Poème en hommage aux arbres
Texte :
Les Immobiles.
Il est peu d'arbres sans peine,
Sans fatigue de l'immobile labeur.
Pour tous, branches sont pleines
Et de fruits, et de fines fleurs
Qui appellent de loin dans la plaine.
Ils ont le tronc chaque jour chatouillé
Par les griffes et la pisse chaude
De petits animaux en maraude
Qui mourront sûrement dans l'année
Et seront bien vite remplacés.
Chaque fois piliers du territoire
D'un animal roi auto-proclamé.
Au-dessus des racines noires
Qui sentent courir et creuser
Les êtres qui marchent en liberté,
Les arbres couvent par tous les temps
La naissance du renard farceur
Qui suit celle du loup hurlant
Et toujours piliers de leurs demeures,
Chatouillent les étoiles et défient le vent.
Cette armée qui jamais ne marche,
Et forme l'enchevêtrement des forêts :
Que toutes ses branches soient les arches
Multiples portes pour ceux qui cherchent
La Terre de nos peurs et songes oubliés
Où voyagent en vain des choses imaginées.

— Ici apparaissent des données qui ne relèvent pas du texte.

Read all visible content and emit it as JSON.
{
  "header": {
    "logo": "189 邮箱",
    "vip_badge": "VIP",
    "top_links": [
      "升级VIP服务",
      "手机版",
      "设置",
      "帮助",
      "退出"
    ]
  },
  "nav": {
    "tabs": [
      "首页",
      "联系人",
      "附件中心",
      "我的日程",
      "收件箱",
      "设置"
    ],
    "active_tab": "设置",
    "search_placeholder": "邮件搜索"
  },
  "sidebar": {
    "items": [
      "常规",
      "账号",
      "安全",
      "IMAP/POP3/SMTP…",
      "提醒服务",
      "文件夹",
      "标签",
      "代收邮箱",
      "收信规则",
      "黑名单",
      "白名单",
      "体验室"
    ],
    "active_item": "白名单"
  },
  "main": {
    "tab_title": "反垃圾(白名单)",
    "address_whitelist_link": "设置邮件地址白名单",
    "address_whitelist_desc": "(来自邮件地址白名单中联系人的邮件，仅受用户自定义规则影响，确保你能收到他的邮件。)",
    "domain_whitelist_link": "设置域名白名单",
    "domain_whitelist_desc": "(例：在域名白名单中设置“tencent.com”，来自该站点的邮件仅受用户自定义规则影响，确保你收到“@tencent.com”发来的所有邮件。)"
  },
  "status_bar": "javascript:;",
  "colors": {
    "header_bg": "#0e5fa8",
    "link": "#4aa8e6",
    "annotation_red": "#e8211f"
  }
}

Et ce soir, je voudrais que les arbres,
Dans la sentence de l'orage,
Un peu moins se cambrent,
Et plus reprennent courage.
L'immobile a son chemin à faire.
Ombre feuillue et noire dans la nuit,
S'il ne sait marcher vers la lumière,
Il sait s'enraciner et sans ennui,
Laisser chanter sous le vent sa ramure,
En attendant le prochain jour.
Ce soir ils sont rassemblés là,
Les gardiens tous muets et sombres,
Ramifiés, grands, feuillus et las,
Qui dans la colère du ciel se cambrent.
Il y a de la peine dans les nuages oranges.
La nuit qui couvre les villes alentour,
Pourpre comme une illusion d'aurore,
Berce les rêves du Vieux Barbu tout sage
Perdu quelque part dans ses propres langes,
Ces masses cotonneuses où ricanent les anges.